Participatiewet raakt beleid rond WMO en Jeugd. Werken of participeren geeft structuur en heeft een positieve invloed op welzijnsbeleving en zingeving van inwoners en beperkt overige maatschappelijke kosten (zorggebruik, schuldenproblematiek). Goede aansluiting tussen onderwijs en arbeid werkt preventief in de kostensfeer voor de Participatiewet. Nauwe samenwerking over de verschillende levensgebieden van inwoners wordt bereikt via de Toegang, zoals beschreven in deze Kadernota.
De Participatiewet leidt ertoe dat gemeenten te maken krijgen met grotere groepen werkzoekenden die een beroep (kunnen) doen op ondersteuning bij het vinden van werk.
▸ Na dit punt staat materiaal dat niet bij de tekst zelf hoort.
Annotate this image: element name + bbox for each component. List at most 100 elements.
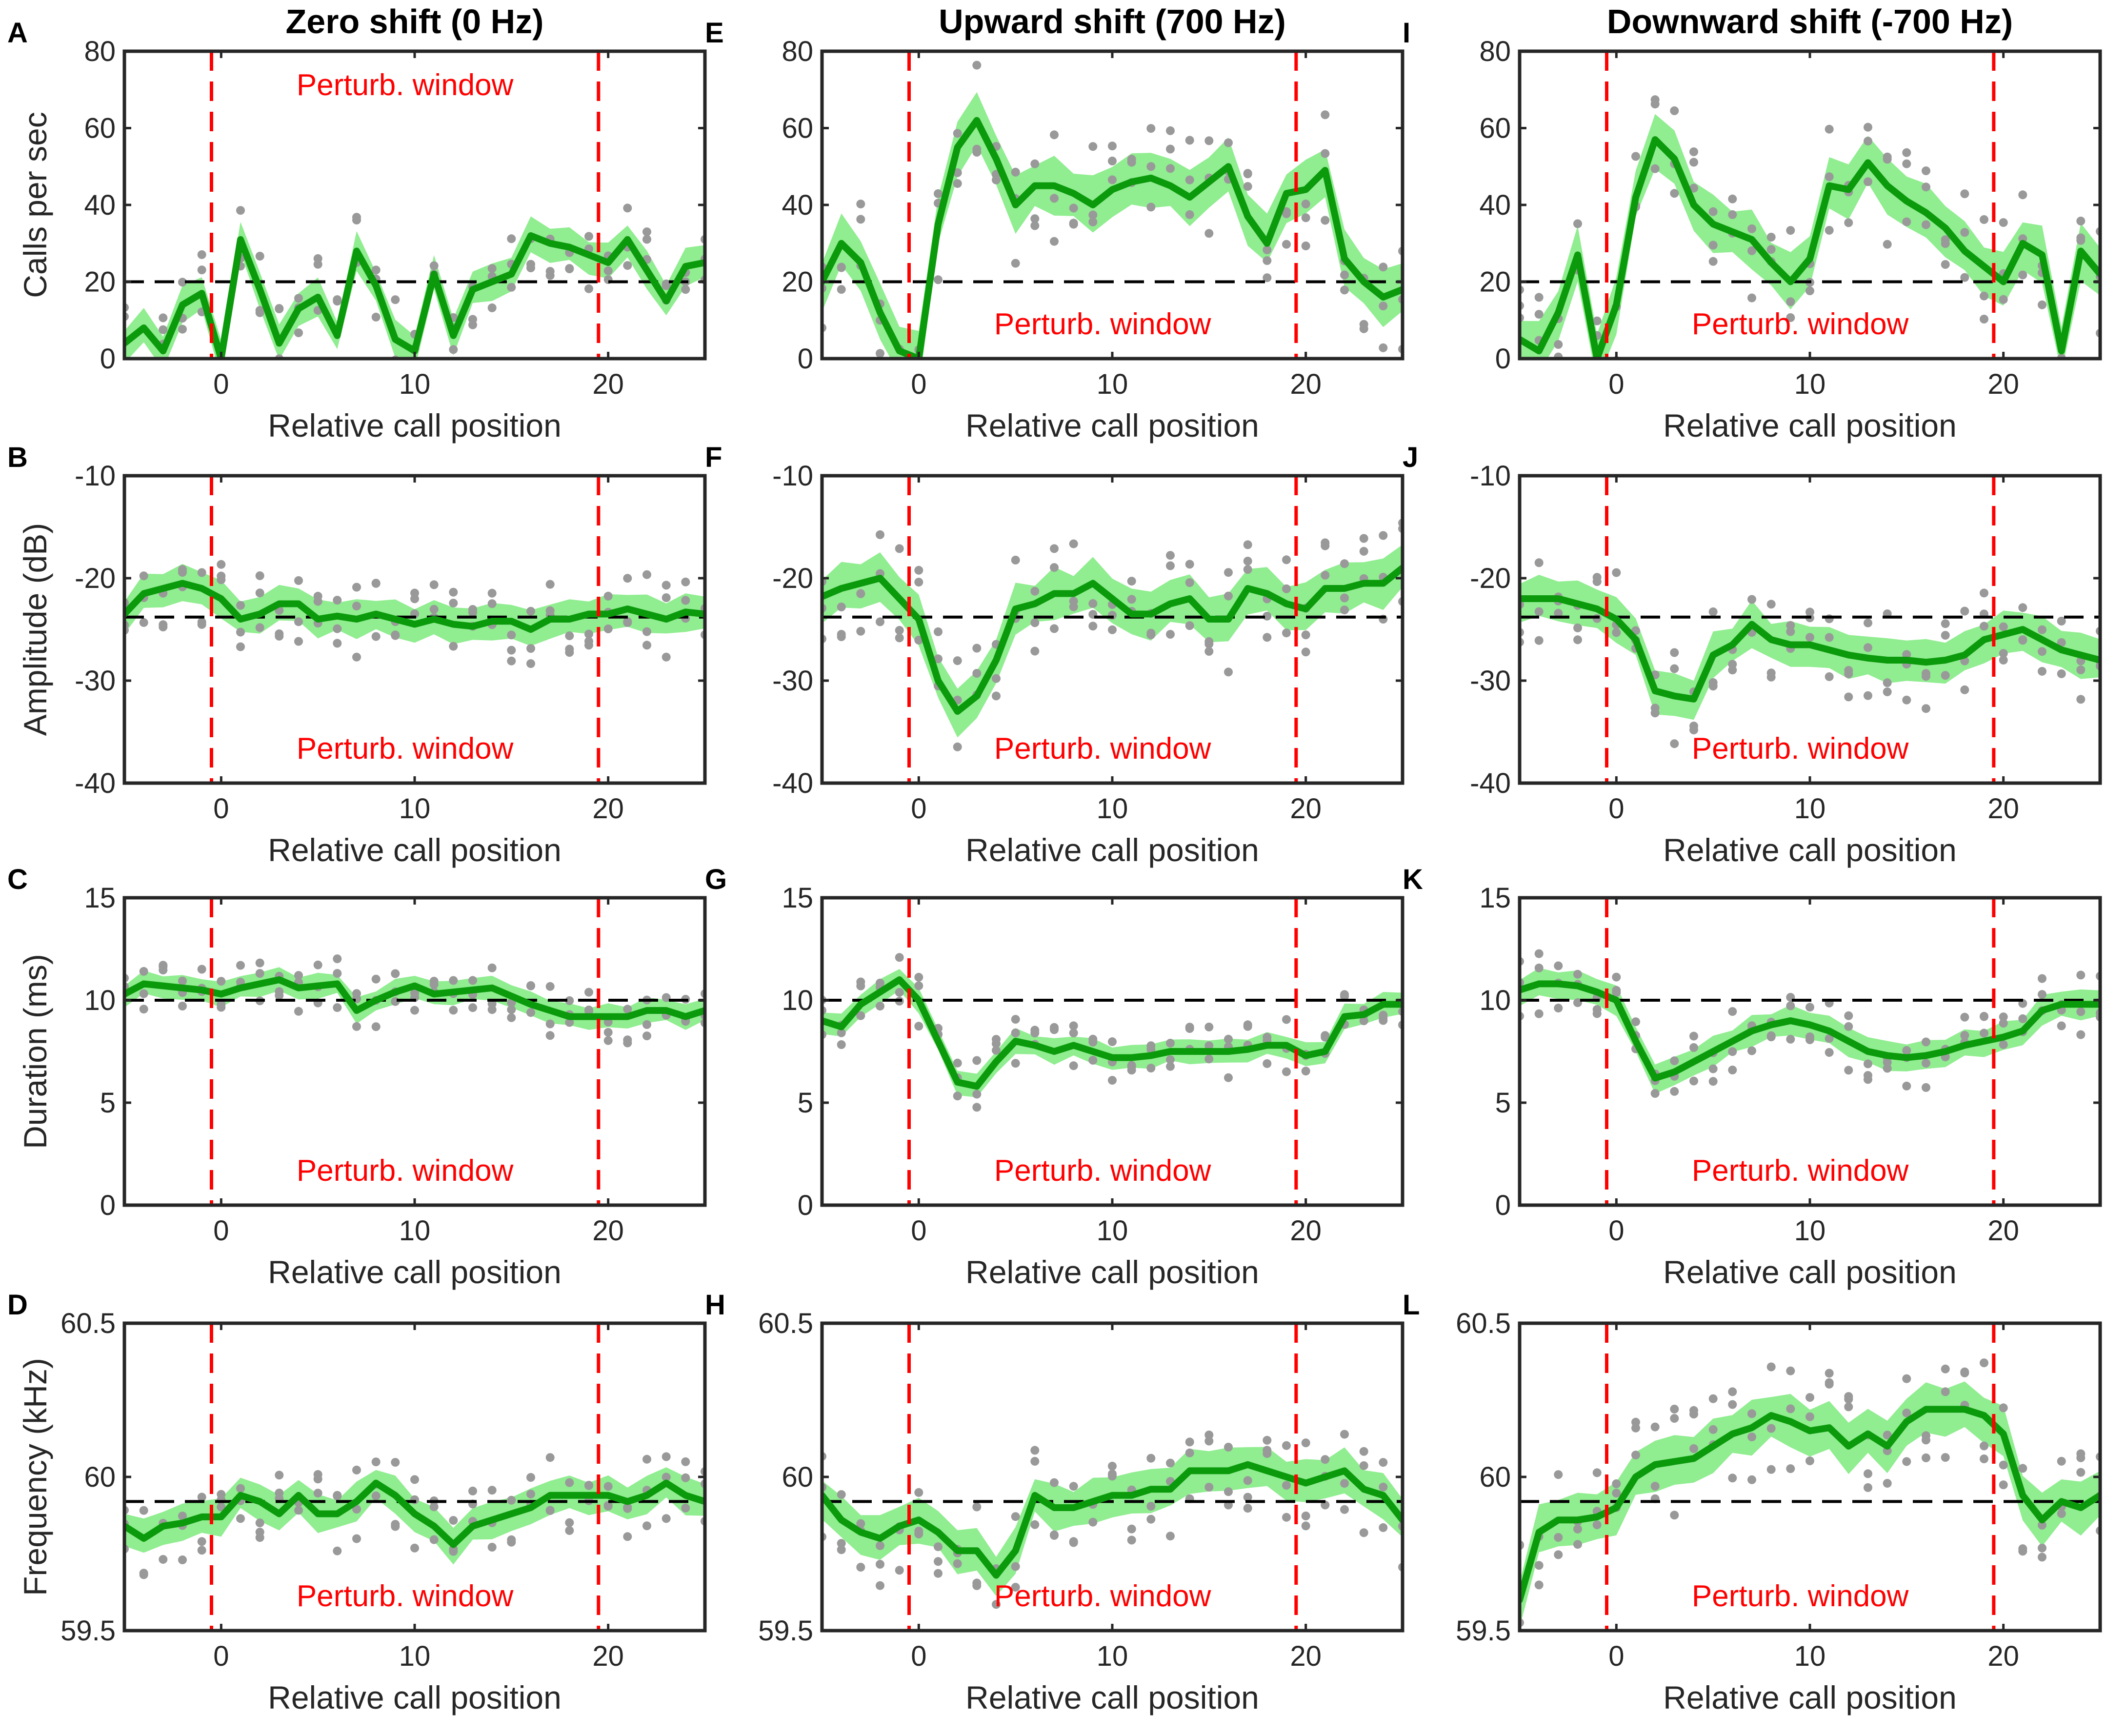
x-tick-label: 20 bbox=[1987, 1215, 2019, 1247]
y-tick-label: -20 bbox=[75, 563, 116, 594]
data-point bbox=[159, 1555, 168, 1564]
plot-area-G bbox=[822, 898, 1403, 1205]
panel-letter-H: H bbox=[705, 1289, 725, 1321]
data-point bbox=[876, 1002, 884, 1011]
data-point bbox=[681, 1457, 690, 1466]
data-point bbox=[1844, 692, 1853, 702]
data-point bbox=[197, 965, 206, 974]
data-point bbox=[507, 283, 516, 292]
data-point bbox=[1922, 704, 1930, 713]
data-point bbox=[1301, 630, 1310, 640]
data-point bbox=[623, 261, 632, 270]
data-point bbox=[1883, 687, 1892, 696]
data-point bbox=[1224, 1487, 1233, 1496]
data-point bbox=[449, 1516, 458, 1525]
data-point bbox=[642, 1454, 651, 1464]
data-point bbox=[217, 575, 226, 585]
data-point bbox=[1282, 1441, 1291, 1450]
panel-letter-D: D bbox=[7, 1289, 28, 1321]
data-point bbox=[1786, 627, 1795, 636]
data-point bbox=[1282, 1067, 1291, 1076]
data-point bbox=[1805, 1003, 1814, 1012]
x-tick-label: 20 bbox=[592, 793, 624, 825]
data-point bbox=[1922, 1059, 1930, 1068]
data-point bbox=[1689, 158, 1698, 167]
data-point bbox=[1243, 1476, 1252, 1485]
data-point bbox=[449, 976, 458, 985]
mean-line-L bbox=[1520, 1406, 2100, 1603]
x-axis-title-A: Relative call position bbox=[268, 407, 562, 444]
y-tick-label: -40 bbox=[75, 767, 116, 799]
data-point bbox=[1825, 172, 1834, 182]
data-point bbox=[953, 179, 962, 188]
data-point bbox=[1204, 229, 1214, 238]
data-point bbox=[1243, 565, 1252, 574]
data-point bbox=[1069, 203, 1078, 213]
data-point bbox=[1825, 1369, 1834, 1378]
data-point bbox=[992, 674, 1001, 683]
window-label-H: Perturb. window bbox=[994, 1579, 1211, 1613]
data-point bbox=[1011, 555, 1020, 565]
data-point bbox=[1108, 141, 1117, 151]
data-point bbox=[1243, 540, 1252, 549]
data-point bbox=[294, 971, 303, 980]
data-point bbox=[934, 1569, 943, 1578]
plot-area-A bbox=[124, 51, 705, 369]
data-point bbox=[1127, 158, 1136, 167]
data-point bbox=[1108, 1469, 1117, 1478]
data-point bbox=[1340, 606, 1349, 615]
data-point bbox=[953, 1058, 962, 1068]
data-point bbox=[487, 264, 497, 273]
y-tick-label: 0 bbox=[798, 343, 813, 375]
data-point bbox=[526, 1473, 535, 1482]
data-point bbox=[139, 967, 148, 976]
y-tick-label: 60 bbox=[1479, 1461, 1511, 1493]
data-point bbox=[1379, 262, 1388, 272]
data-point bbox=[255, 623, 264, 632]
data-point bbox=[1146, 1041, 1156, 1050]
data-point bbox=[837, 632, 846, 641]
data-point bbox=[1960, 1031, 1969, 1040]
data-point bbox=[333, 969, 342, 978]
data-point bbox=[1146, 202, 1156, 212]
data-point bbox=[1922, 166, 1930, 176]
data-point bbox=[1185, 1437, 1194, 1447]
data-point bbox=[1670, 189, 1679, 198]
data-point bbox=[603, 1482, 613, 1491]
data-point bbox=[371, 632, 381, 641]
y-tick-label: -40 bbox=[772, 767, 813, 799]
data-point bbox=[197, 1546, 206, 1555]
data-point bbox=[1902, 217, 1911, 226]
data-point bbox=[2076, 1468, 2086, 1477]
data-point bbox=[1379, 1010, 1388, 1020]
data-point bbox=[391, 361, 400, 369]
data-point bbox=[662, 581, 671, 590]
data-point bbox=[1166, 164, 1175, 173]
data-point bbox=[1263, 273, 1272, 283]
data-point bbox=[934, 654, 943, 664]
data-point bbox=[914, 981, 923, 990]
column-title-0: Zero shift (0 Hz) bbox=[286, 2, 544, 40]
x-axis-title-H: Relative call position bbox=[965, 1679, 1259, 1716]
data-point bbox=[255, 306, 264, 315]
data-point bbox=[1766, 233, 1776, 242]
data-point bbox=[1224, 1034, 1233, 1044]
data-point bbox=[1224, 1073, 1233, 1082]
data-point bbox=[1922, 220, 1930, 229]
sem-band-B bbox=[124, 564, 705, 646]
data-point bbox=[895, 382, 904, 391]
y-tick-label: 60 bbox=[84, 113, 116, 144]
data-point bbox=[1689, 1043, 1698, 1052]
data-point bbox=[526, 260, 535, 269]
data-point bbox=[1844, 218, 1853, 227]
data-point bbox=[1612, 359, 1621, 368]
y-tick-label: 60 bbox=[782, 113, 813, 144]
x-axis-title-F: Relative call position bbox=[965, 832, 1259, 868]
panel-B: Perturb. window 0 10 20 Relative call positi… bbox=[7, 442, 707, 868]
x-tick-label: 0 bbox=[213, 1640, 229, 1672]
data-point bbox=[1999, 655, 2008, 665]
data-point bbox=[1631, 1017, 1640, 1027]
mean-line-A bbox=[124, 232, 705, 359]
data-point bbox=[1301, 213, 1310, 222]
data-point bbox=[1263, 245, 1272, 255]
Deze uitbreiding van de doelgroep bestaat voor het grootste deel uit inwoners die wel kunnen werken, maar die niet in staat zijn om het minimumloon te verdienen. Voor deze nieuwe instroom is het vanaf 2015 niet langer mogelijk om een beroep te doen op de Wet sociale werkvoorziening of de Wajong. Het kabinet streeft ernaar om ook hen aan de slag te krijgen bij
“gewone” bedrijven.
De Drentsche Aa
Als samenwerking Drentsche Aa (Aa en Hunze, Tynaarlo en Assen) kiezen wij ervoor om de vraagstukken die de komst van de Participatiewet met zich mee brengt gezamenlijk op te pakken. Wij beschouwen elkaar op dit terrein als natuurlijke partners (de arbeidsmarkt stopt tot slot van rekening niet bij de gemeentelijke grenzen).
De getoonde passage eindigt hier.